Technology interactions can also produce unpredictable negative consequences just like drug interactions.  The more devices that we introduce into our daily lives, the more probable it is that the interactions from all the experiences of the devices will produce negative effects.  We live in a world that requires us to use some modern technological devices for purposes of work and communication.  But this doesn’t mean that we have to purchase every new device that presents us with an improved method for drawing us into an increasingly mediated vacuumized world.  The ideal is to use these devices with caution and moderation.  The person who is forced to sit in front of a computer all day at work, should try to find rich vibrant primary experiences, interacting with other people, or enjoying nature or art, during his off hours.  Just as people need to exercise their bodies, they need to exercise their capacity to engage on an immediate level with the world and to receive the imprints it has to offer.

Children, particularly, who spend their recreational time playing video games, watching cartoons on television, using the computer and texting on their cell phones are going to grow up incapable of tolerating the intensity of the stimuli that come from strong bonded relationships with other people.  Their capacity to receive imprints directly from other people withers.  The technology interaction has the effect of teaching them to respond primarily to discrete mechanical and electrical stimuli.  Children learn to respond to technological markings rather than organic imprints, just like the complex machines and machine components that they are using.

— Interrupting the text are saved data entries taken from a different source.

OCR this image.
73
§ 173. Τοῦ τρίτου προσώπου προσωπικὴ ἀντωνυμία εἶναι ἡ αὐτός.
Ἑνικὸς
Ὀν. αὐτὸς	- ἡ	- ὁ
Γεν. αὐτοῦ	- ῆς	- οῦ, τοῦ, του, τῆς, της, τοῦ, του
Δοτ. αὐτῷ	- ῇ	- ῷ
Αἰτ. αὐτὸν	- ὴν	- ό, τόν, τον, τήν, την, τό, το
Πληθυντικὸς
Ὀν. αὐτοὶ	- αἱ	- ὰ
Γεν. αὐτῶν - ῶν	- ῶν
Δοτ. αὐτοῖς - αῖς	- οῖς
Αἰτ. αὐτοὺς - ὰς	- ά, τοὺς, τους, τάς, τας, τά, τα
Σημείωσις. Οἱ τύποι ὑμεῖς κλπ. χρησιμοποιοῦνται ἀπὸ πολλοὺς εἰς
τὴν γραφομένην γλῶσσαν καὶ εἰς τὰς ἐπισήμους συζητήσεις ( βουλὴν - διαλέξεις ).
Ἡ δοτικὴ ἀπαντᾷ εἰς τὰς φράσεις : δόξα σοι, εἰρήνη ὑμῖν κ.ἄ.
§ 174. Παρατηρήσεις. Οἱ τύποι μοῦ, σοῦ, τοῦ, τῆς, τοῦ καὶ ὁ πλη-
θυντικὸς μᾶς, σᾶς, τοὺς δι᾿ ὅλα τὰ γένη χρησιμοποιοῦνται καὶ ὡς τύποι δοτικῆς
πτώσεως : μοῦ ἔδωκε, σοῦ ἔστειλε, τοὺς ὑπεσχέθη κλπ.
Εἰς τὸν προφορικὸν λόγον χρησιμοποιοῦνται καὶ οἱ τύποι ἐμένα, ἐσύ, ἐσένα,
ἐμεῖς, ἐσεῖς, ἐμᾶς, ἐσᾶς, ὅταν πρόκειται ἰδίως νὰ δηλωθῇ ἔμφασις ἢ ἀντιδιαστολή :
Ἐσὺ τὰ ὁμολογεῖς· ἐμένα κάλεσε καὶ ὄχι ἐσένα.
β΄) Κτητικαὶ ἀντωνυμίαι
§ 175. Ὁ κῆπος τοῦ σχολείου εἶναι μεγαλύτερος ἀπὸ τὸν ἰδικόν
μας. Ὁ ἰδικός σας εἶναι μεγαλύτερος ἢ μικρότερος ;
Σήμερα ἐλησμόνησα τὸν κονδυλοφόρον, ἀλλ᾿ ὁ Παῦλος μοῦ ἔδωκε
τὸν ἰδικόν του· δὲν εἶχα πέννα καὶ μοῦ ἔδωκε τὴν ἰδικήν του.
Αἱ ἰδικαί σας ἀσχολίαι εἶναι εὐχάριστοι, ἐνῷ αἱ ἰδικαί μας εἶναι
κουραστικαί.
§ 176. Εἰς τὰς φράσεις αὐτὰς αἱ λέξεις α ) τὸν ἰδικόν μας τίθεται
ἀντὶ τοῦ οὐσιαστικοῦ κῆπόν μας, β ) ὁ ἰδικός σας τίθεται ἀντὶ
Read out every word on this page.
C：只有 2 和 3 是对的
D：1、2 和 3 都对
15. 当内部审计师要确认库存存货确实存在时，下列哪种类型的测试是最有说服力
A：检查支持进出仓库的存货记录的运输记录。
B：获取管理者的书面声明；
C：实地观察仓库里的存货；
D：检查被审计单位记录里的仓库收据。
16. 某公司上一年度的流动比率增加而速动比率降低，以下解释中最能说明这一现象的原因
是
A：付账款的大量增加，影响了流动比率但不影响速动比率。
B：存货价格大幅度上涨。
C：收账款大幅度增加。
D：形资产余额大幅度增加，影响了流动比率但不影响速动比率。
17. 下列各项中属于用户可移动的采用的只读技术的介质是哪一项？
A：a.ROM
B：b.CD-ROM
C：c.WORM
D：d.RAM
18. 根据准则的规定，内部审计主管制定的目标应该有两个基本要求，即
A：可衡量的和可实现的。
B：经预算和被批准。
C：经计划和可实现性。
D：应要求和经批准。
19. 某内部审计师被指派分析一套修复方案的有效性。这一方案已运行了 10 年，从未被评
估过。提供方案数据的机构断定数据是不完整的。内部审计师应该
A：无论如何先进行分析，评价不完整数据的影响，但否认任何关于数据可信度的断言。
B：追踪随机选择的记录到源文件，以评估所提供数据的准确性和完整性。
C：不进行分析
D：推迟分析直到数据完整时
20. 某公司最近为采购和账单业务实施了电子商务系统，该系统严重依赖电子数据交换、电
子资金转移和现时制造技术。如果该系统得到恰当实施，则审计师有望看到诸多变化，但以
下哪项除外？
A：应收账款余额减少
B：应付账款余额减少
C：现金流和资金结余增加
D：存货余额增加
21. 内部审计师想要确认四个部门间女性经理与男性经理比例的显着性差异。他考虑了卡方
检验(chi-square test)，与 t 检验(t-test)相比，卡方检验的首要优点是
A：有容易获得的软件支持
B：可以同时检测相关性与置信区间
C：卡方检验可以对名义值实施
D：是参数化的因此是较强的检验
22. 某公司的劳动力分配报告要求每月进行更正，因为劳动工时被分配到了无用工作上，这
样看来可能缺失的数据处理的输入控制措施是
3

If from a very early age, a child is constantly bombarded with these discrete technological stimuli, how is the child going to learn to really listen when his parent tells him to do something?  As the child grows up and becomes an adult, how will the adult listen when a lover wants a committed relationship?  The person's mind becomes trained to listen to machines rather than the people around him.  And in the same way he receives all these stimuli, all these markings, from machines, he reconfigures them and adds his own markings to respond in a mechanical way.  He has become robotized.